Refactor Speaker Diarization into Transcription Endpoint with Flag (Remove Redundant Endpoints & Code Duplication)

Description

Currently, speaker diarization is handled separately from the transcription pipeline, resulting in duplicated logic across multiple endpoints and services. This leads to increased maintenance overhead and inconsistencies in how transcription and diarization are combined.

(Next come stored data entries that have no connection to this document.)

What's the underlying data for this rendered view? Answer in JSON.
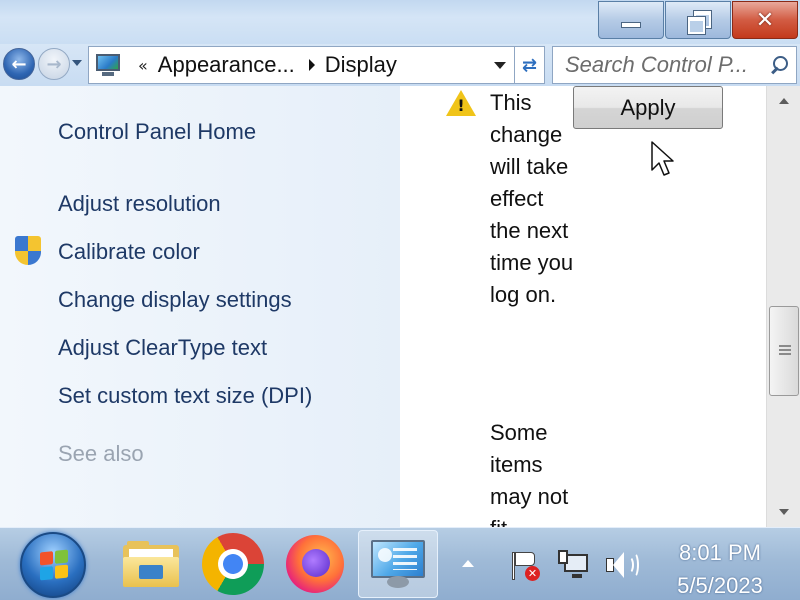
{
  "window": {
    "min_glyph": "—",
    "close_glyph": "✕"
  },
  "navigation": {
    "back_glyph": "←",
    "forward_glyph": "→",
    "breadcrumb_prefix": "«",
    "breadcrumbs": [
      "Appearance...",
      "Display"
    ],
    "refresh_glyph": "⇄",
    "search_placeholder": "Search Control P..."
  },
  "sidebar": {
    "home": "Control Panel Home",
    "links": [
      "Adjust resolution",
      "Calibrate color",
      "Change display settings",
      "Adjust ClearType text",
      "Set custom text size (DPI)"
    ],
    "see_also": "See also"
  },
  "content": {
    "warning_text": "This change will take effect the next time you log on.",
    "second_text": "Some items may not fit",
    "apply_label": "Apply"
  },
  "taskbar": {
    "apps": [
      "windows-explorer",
      "google-chrome",
      "firefox",
      "display-control-panel"
    ],
    "active_app": "display-control-panel",
    "time": "8:01 PM",
    "date": "5/5/2023"
  },
  "colors": {
    "link": "#1e3966",
    "see_also": "#9aa4b1",
    "close_button": "#c3391c",
    "warning": "#f0c419"
  }
}
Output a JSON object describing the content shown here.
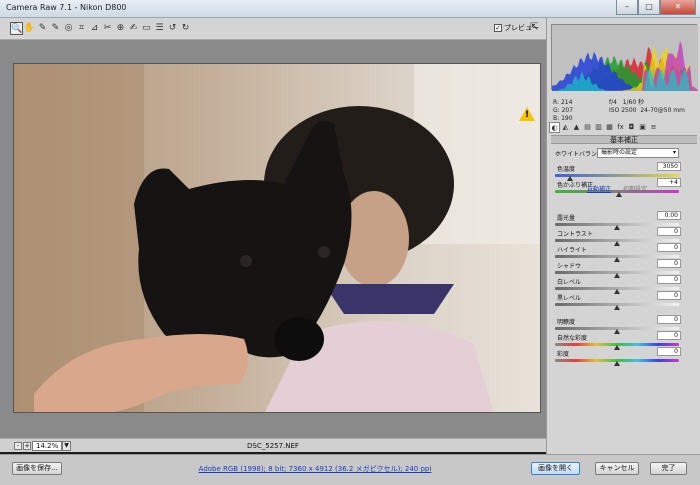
{
  "window": {
    "title": "Camera Raw 7.1  -  Nikon D800",
    "min": "–",
    "max": "□",
    "close": "✕"
  },
  "toolbar": {
    "tools": [
      {
        "name": "zoom-tool-icon",
        "glyph": "🔍"
      },
      {
        "name": "hand-tool-icon",
        "glyph": "✋"
      },
      {
        "name": "white-balance-tool-icon",
        "glyph": "✎"
      },
      {
        "name": "color-sampler-tool-icon",
        "glyph": "✎"
      },
      {
        "name": "target-adjustment-tool-icon",
        "glyph": "◎"
      },
      {
        "name": "crop-tool-icon",
        "glyph": "⌗"
      },
      {
        "name": "straighten-tool-icon",
        "glyph": "⊿"
      },
      {
        "name": "spot-removal-tool-icon",
        "glyph": "✂"
      },
      {
        "name": "red-eye-tool-icon",
        "glyph": "⊕"
      },
      {
        "name": "adjustment-brush-icon",
        "glyph": "✍"
      },
      {
        "name": "graduated-filter-icon",
        "glyph": "▭"
      },
      {
        "name": "preferences-icon",
        "glyph": "☰"
      },
      {
        "name": "rotate-ccw-icon",
        "glyph": "↺"
      },
      {
        "name": "rotate-cw-icon",
        "glyph": "↻"
      }
    ],
    "preview_check": "✓",
    "preview_label": "プレビュー",
    "fullscreen_glyph": "⇱"
  },
  "canvas": {
    "warning_glyph": "!"
  },
  "status": {
    "zoom_out": "-",
    "zoom_in": "+",
    "zoom_value": "14.2%",
    "zoom_arrow": "▼",
    "filename": "DSC_5257.NEF"
  },
  "histogram": {
    "colors": [
      "#d8242f",
      "#1f9b2d",
      "#233fd6",
      "#e7d318",
      "#c02ac1",
      "#19c6c8"
    ]
  },
  "info": {
    "r_label": "R:",
    "r": "214",
    "g_label": "G:",
    "g": "207",
    "b_label": "B:",
    "b": "190",
    "aperture": "f/4",
    "shutter": "1/60 秒",
    "iso": "ISO 2500",
    "lens": "24-70@50 mm"
  },
  "panel_tabs": [
    "◐",
    "◭",
    "▲",
    "▤",
    "▥",
    "▦",
    "fx",
    "◘",
    "▣",
    "≡"
  ],
  "basic": {
    "title": "基本補正",
    "wb_label": "ホワイトバランス：",
    "wb_value": "撮影時の設定",
    "wb_arrow": "▾",
    "temp_label": "色温度",
    "temp_value": "3050",
    "tint_label": "色かぶり補正",
    "tint_value": "+4",
    "auto": "自動補正",
    "default": "初期設定",
    "sliders": [
      {
        "label": "露光量",
        "value": "0.00",
        "pos": 0.5
      },
      {
        "label": "コントラスト",
        "value": "0",
        "pos": 0.5
      },
      {
        "label": "ハイライト",
        "value": "0",
        "pos": 0.5
      },
      {
        "label": "シャドウ",
        "value": "0",
        "pos": 0.5
      },
      {
        "label": "白レベル",
        "value": "0",
        "pos": 0.5
      },
      {
        "label": "黒レベル",
        "value": "0",
        "pos": 0.5
      },
      {
        "label": "明瞭度",
        "value": "0",
        "pos": 0.5
      },
      {
        "label": "自然な彩度",
        "value": "0",
        "pos": 0.5
      },
      {
        "label": "彩度",
        "value": "0",
        "pos": 0.5
      }
    ],
    "temp_pos": 0.12,
    "tint_pos": 0.52
  },
  "bottom": {
    "save": "画像を保存...",
    "workflow_link": "Adobe RGB (1998); 8 bit; 7360 x 4912 (36.2 メガピクセル); 240 ppi",
    "open": "画像を開く",
    "cancel": "キャンセル",
    "done": "完了"
  }
}
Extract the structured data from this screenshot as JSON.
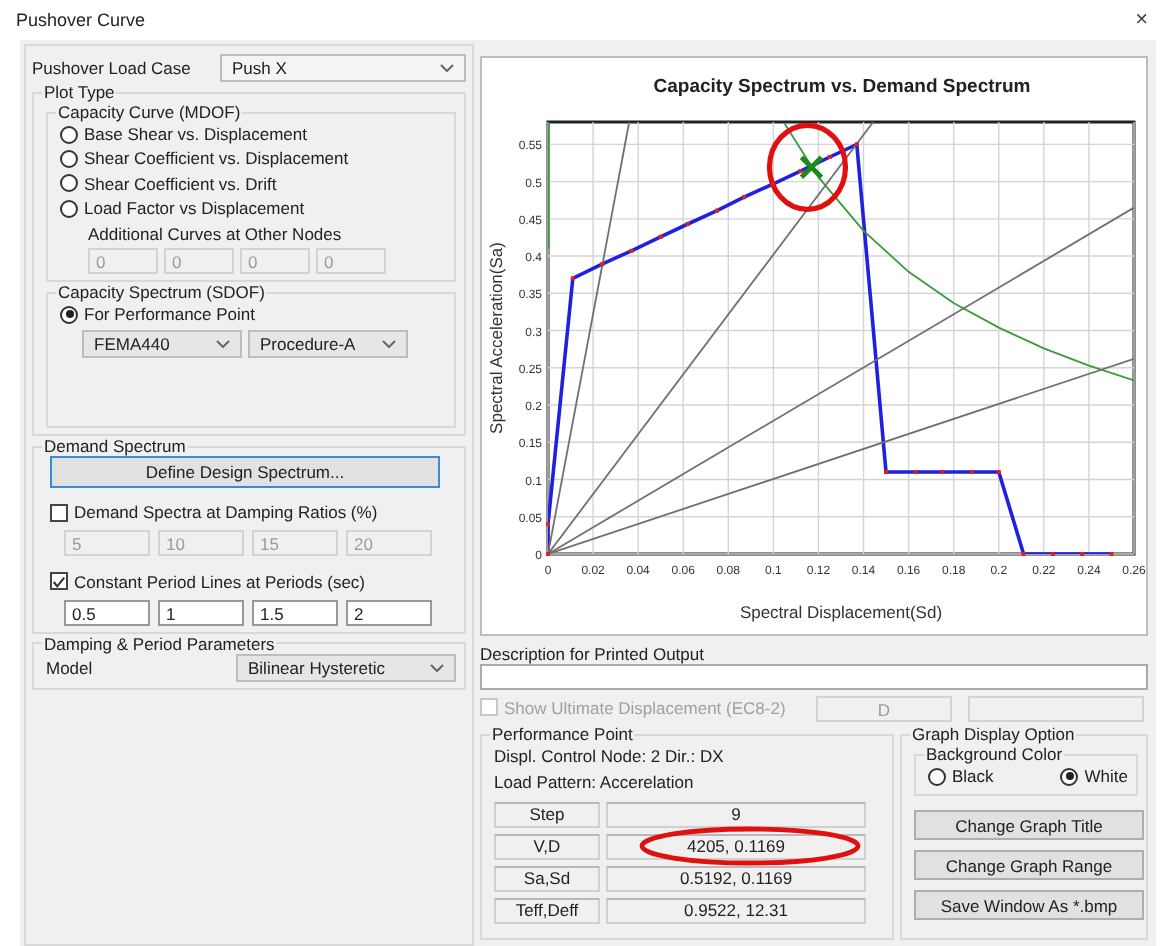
{
  "window": {
    "title": "Pushover Curve",
    "close": "×"
  },
  "load_case": {
    "label": "Pushover Load Case",
    "value": "Push X"
  },
  "plot_type": {
    "title": "Plot Type",
    "capacity_curve": {
      "title": "Capacity Curve (MDOF)",
      "options": [
        {
          "label": "Base Shear vs. Displacement",
          "selected": false
        },
        {
          "label": "Shear Coefficient vs. Displacement",
          "selected": false
        },
        {
          "label": "Shear Coefficient vs. Drift",
          "selected": false
        },
        {
          "label": "Load Factor vs Displacement",
          "selected": false
        }
      ],
      "additional_label": "Additional Curves at Other Nodes",
      "additional_fields": [
        {
          "value": "0",
          "disabled": true
        },
        {
          "value": "0",
          "disabled": true
        },
        {
          "value": "0",
          "disabled": true
        },
        {
          "value": "0",
          "disabled": true
        }
      ]
    },
    "capacity_spectrum": {
      "title": "Capacity Spectrum (SDOF)",
      "options": [
        {
          "label": "For Performance Point",
          "selected": true
        }
      ],
      "method": "FEMA440",
      "procedure": "Procedure-A"
    }
  },
  "demand_spectrum": {
    "title": "Demand Spectrum",
    "button": "Define Design Spectrum...",
    "damping": {
      "label": "Demand Spectra at Damping Ratios (%)",
      "checked": false,
      "fields": [
        {
          "value": "5",
          "disabled": true
        },
        {
          "value": "10",
          "disabled": true
        },
        {
          "value": "15",
          "disabled": true
        },
        {
          "value": "20",
          "disabled": true
        }
      ]
    },
    "periods": {
      "label": "Constant Period Lines at Periods (sec)",
      "checked": true,
      "fields": [
        {
          "value": "0.5",
          "disabled": false
        },
        {
          "value": "1",
          "disabled": false
        },
        {
          "value": "1.5",
          "disabled": false
        },
        {
          "value": "2",
          "disabled": false
        }
      ]
    }
  },
  "damping_parameters": {
    "title": "Damping & Period Parameters",
    "model_label": "Model",
    "model": "Bilinear Hysteretic"
  },
  "chart": {
    "circled": true,
    "chart_data": {
      "type": "line",
      "title": "Capacity Spectrum vs. Demand Spectrum",
      "xlabel": "Spectral Displacement(Sd)",
      "ylabel": "Spectral Acceleration(Sa)",
      "xlim": [
        0,
        0.26
      ],
      "ylim": [
        0,
        0.58
      ],
      "grid": true,
      "xticks": [
        0,
        0.02,
        0.04,
        0.06,
        0.08,
        0.1,
        0.12,
        0.14,
        0.16,
        0.18,
        0.2,
        0.22,
        0.24,
        0.26
      ],
      "yticks": [
        0,
        0.05,
        0.1,
        0.15,
        0.2,
        0.25,
        0.3,
        0.35,
        0.4,
        0.45,
        0.5,
        0.55
      ],
      "series": [
        {
          "color": "#2020e0",
          "marker": "square",
          "x": [
            0,
            0,
            0.011,
            0.024,
            0.037,
            0.05,
            0.062,
            0.075,
            0.087,
            0.1,
            0.112,
            0.125,
            0.137,
            0.15,
            0.163,
            0.175,
            0.188,
            0.2,
            0.211,
            0.224,
            0.237,
            0.25
          ],
          "values": [
            0,
            0.04,
            0.37,
            0.389,
            0.407,
            0.426,
            0.443,
            0.461,
            0.479,
            0.497,
            0.514,
            0.533,
            0.55,
            0.11,
            0.11,
            0.11,
            0.11,
            0.11,
            0,
            0,
            0,
            0
          ]
        },
        {
          "color": "#3c9a3c",
          "x": [
            0.0003,
            0.0003
          ],
          "values": [
            0.41,
            0.58
          ]
        },
        {
          "color": "#3c9a3c",
          "x": [
            0.105,
            0.12,
            0.14,
            0.16,
            0.18,
            0.2,
            0.22,
            0.24,
            0.26
          ],
          "values": [
            0.578,
            0.506,
            0.434,
            0.379,
            0.337,
            0.304,
            0.276,
            0.253,
            0.233
          ]
        },
        {
          "color": "#707070",
          "x": [
            0,
            0.036
          ],
          "values": [
            0,
            0.58
          ]
        },
        {
          "color": "#707070",
          "x": [
            0,
            0.1443
          ],
          "values": [
            0,
            0.58
          ]
        },
        {
          "color": "#707070",
          "x": [
            0,
            0.26
          ],
          "values": [
            0,
            0.465
          ]
        },
        {
          "color": "#707070",
          "x": [
            0,
            0.26
          ],
          "values": [
            0,
            0.262
          ]
        },
        {
          "color": "#1a8a1a",
          "marker": "cross",
          "x": [
            0.1169
          ],
          "values": [
            0.5192
          ]
        }
      ]
    }
  },
  "description": {
    "label": "Description for Printed Output"
  },
  "ultimate": {
    "label": "Show Ultimate Displacement (EC8-2)",
    "checked": false,
    "disabled": true,
    "field": "D"
  },
  "performance_point": {
    "title": "Performance Point",
    "lines": [
      "Displ. Control Node: 2 Dir.: DX",
      "Load Pattern: Accerelation"
    ],
    "rows": [
      {
        "label": "Step",
        "value": "9",
        "highlighted": false
      },
      {
        "label": "V,D",
        "value": "4205,  0.1169",
        "highlighted": true
      },
      {
        "label": "Sa,Sd",
        "value": "0.5192,  0.1169",
        "highlighted": false
      },
      {
        "label": "Teff,Deff",
        "value": "0.9522,  12.31",
        "highlighted": false
      }
    ]
  },
  "graph_display": {
    "title": "Graph Display Option",
    "background": {
      "title": "Background Color",
      "options": [
        {
          "label": "Black",
          "selected": false
        },
        {
          "label": "White",
          "selected": true
        }
      ]
    },
    "buttons": [
      "Change Graph Title",
      "Change Graph Range",
      "Save Window As *.bmp"
    ]
  }
}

This issue proposes consolidating speaker diarization into the existing /transcribe endpoint using a configurable flag (enable_diarization). The goal is to produce a unified, speaker-aware transcription output with precise timestamps, while eliminating redundant code paths and legacy endpoints.


Problem

  • Duplicate logic for diarization and transcription across different modules
  • Separate endpoints for diarization create fragmentation
  • Inconsistent handling of timestamps and speaker alignment
  • Harder to maintain and extend the pipeline
  • Increased technical debt due to legacy wrappers and unused code

Proposed Solution

  • Introduce a flag-based approach:

    {
      "enable_diarization": true
    }
  • Integrate diarization into the /transcribe pipeline:

    • Run diarization → get speaker segments
    • Segment audio
    • Run ASR per segment
    • Align and merge results into a conversation-style output
  • Return structured response:

    • Speaker-wise grouped transcription
    • Accurate start/end timestamps
    • Optional segment-level detail (for future extensibility)

Refactoring Tasks

  • Remove or deprecate standalone diarization endpoints

  • Consolidate logic into transcribe pipeline

  • Ensure single source of truth for:

    • audio segmentation
    • ASR invocation
    • diarization alignment
  • Eliminate duplicate helper functions across modules

  • Clean up legacy wrappers if no longer required

  • Standardize response format using shared models

  • Add proper logging for diarization-enabled flows


Expected Outcome

  • Cleaner and more maintainable codebase
  • No duplication of diarization/transcription logic
  • Single unified pipeline for all transcription use cases
  • Easier extensibility (e.g., subtitles, analytics, summarization)
  • Improved consistency in API responses

Acceptance Criteria

  • /transcribe supports enable_diarization flag
  • Output includes speaker-wise transcription with timestamps
  • No duplicate diarization logic exists elsewhere
  • Legacy diarization endpoints are removed or deprecated
  • Existing functionality (non-diarization transcription) remains unaffected

Notes

This change aligns with a pipeline-based architecture and improves long-term scalability of the ASR + diarization system.